The press release from the DOE/SLAC National Accelerator Laboratory provides more:
Today’s accelerators use microwaves to boost the energy of electrons. Researchers have been looking for more economical alternatives, and this new technique, which uses ultrafast lasers to drive the accelerator, is a leading candidate. Particles are generally accelerated in two stages. First they are boosted to nearly the speed of light. Then any additional acceleration increases their energy, but not their speed; this is the challenging part.

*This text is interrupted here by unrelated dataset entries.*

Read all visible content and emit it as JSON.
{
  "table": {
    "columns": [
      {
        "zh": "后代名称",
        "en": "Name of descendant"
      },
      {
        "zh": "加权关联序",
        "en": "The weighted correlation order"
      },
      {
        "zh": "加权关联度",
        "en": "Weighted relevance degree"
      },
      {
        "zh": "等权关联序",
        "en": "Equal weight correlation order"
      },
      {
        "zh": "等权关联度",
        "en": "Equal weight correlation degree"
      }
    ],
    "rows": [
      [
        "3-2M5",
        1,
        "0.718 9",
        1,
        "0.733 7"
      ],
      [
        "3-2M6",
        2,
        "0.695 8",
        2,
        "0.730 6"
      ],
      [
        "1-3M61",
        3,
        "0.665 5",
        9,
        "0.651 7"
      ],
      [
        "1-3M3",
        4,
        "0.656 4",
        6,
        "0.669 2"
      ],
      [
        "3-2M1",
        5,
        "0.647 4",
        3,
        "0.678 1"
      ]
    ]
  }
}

In the accelerator-on-a-chip experiments, electrons are first accelerated to near light-speed in a conventional accelerator. Then they are focused into a tiny, half-micron-high channel within a fused silica glass chip just half a millimeter long. The channel had been patterned with precisely spaced nanoscale ridges. Infrared laser light shining on the pattern generates electrical fields that interact with the electrons in the channel to boost their energy.
Turning the accelerator on a chip into a full-fledged tabletop accelerator will require a more compact way to get the electrons up to speed before they enter the device.
A collaborating research group in Germany, led by Peter Hommelhoff at the Max Planck Institute of Quantum Optics, has been looking for such a solution — which it has now found: using a laser to accelerate lower-energy electrons.
Potential applications for this new technology include: compact X-ray free-electron lasers; small, portable X-ray sources to improve medical care for people injured in combat, as well as provide more affordable medical imaging for hospitals and laboratories;
Applications such as those are why this research was partially funded by the Defense Advanced Research Projects Agency’s (DARPA) Advanced X-Ray Integrated Sources (AXiS) program. Primary funding came from the DOE’s Office of Science.
The new research was just published in the journals Nature and Physical Review Letters.